Uma das questões que está em cima da mesa é a da gentrificação. Muitas das comunidades estão a ressentir-se porque somos todos humanos. Todos criamos laços emocionais uns com os outros e, quando vês vizinhos a irem embora, as pessoas ficam tristes. Portanto, há uma quebra do espírito de comunidade. Toda esta questão da especulação imobiliária tem estes efeitos muito directos sobre a vida das pessoas. E naturalmente que para fazer engajamento comunitário em comunidades que começam a ter algum receio de participar para não chamar a atenção sobre o seu território, são questões que até para nós, enquanto actores…Devo estar a qualificar? Devo estar a chamar a atenção? Porque há sítios em Lisboa por descobrir que são – como diria aqui um professor da faculdade – autênticos filet mignons territoriais. É como quando descobres uma praia brutal e não a queres partilhar com mais ninguém. Isso é um problema.
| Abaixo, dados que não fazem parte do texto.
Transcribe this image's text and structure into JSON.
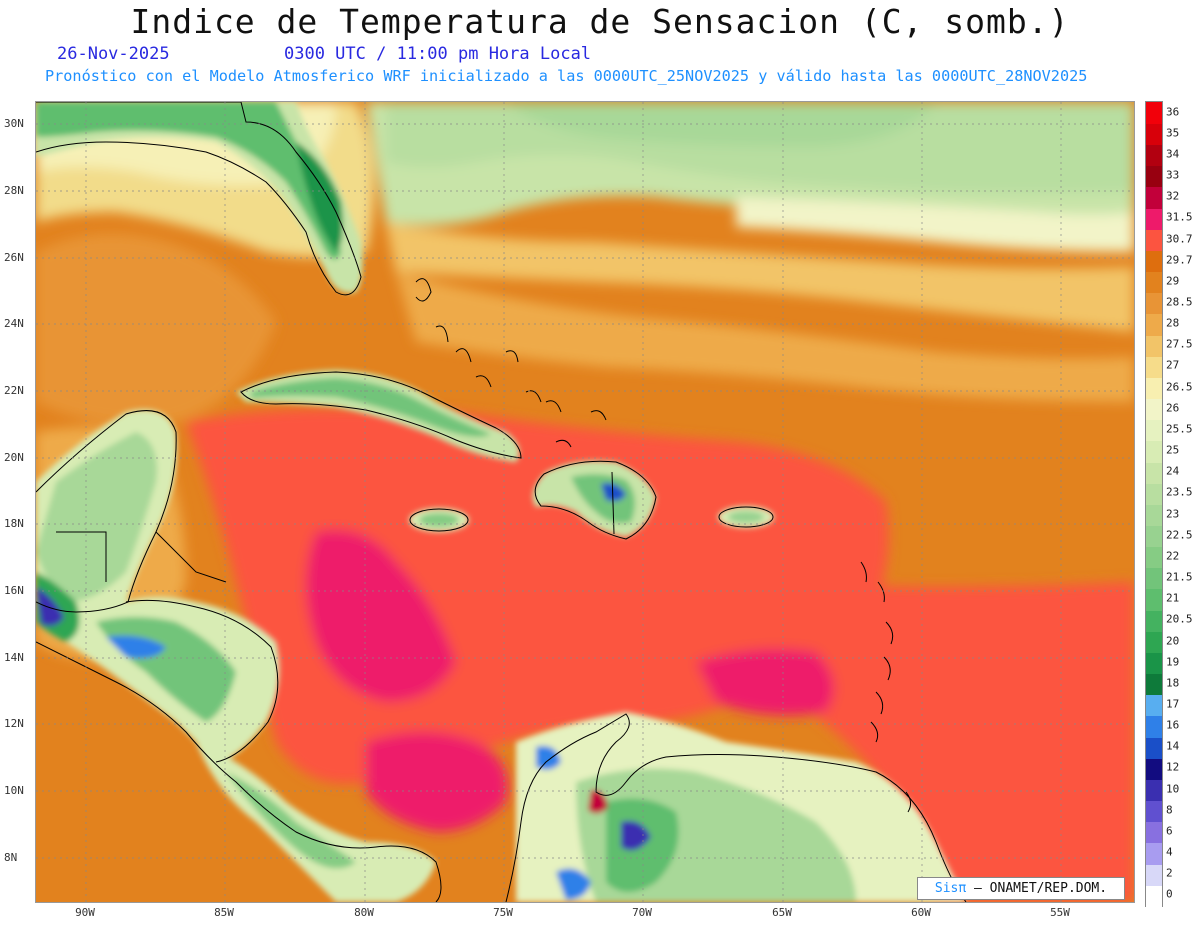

Também vejo como um problema aquelas grandes operações urbanísticas que não têm em consideração o fito comunitário e as ferramentas de participação, para poder mediar estas relações e estas tensões. Também é preciso dizer que não acredito numa cidade completamente estanque do ponto de vista do investimento externo. É necessário. O turismo é necessário. O investimento privado é fundamental numa sociedade de direito, porque me dá a liberdade de poder transformar, não fico cativo da máquina do Estado. Cria riqueza e gera debate.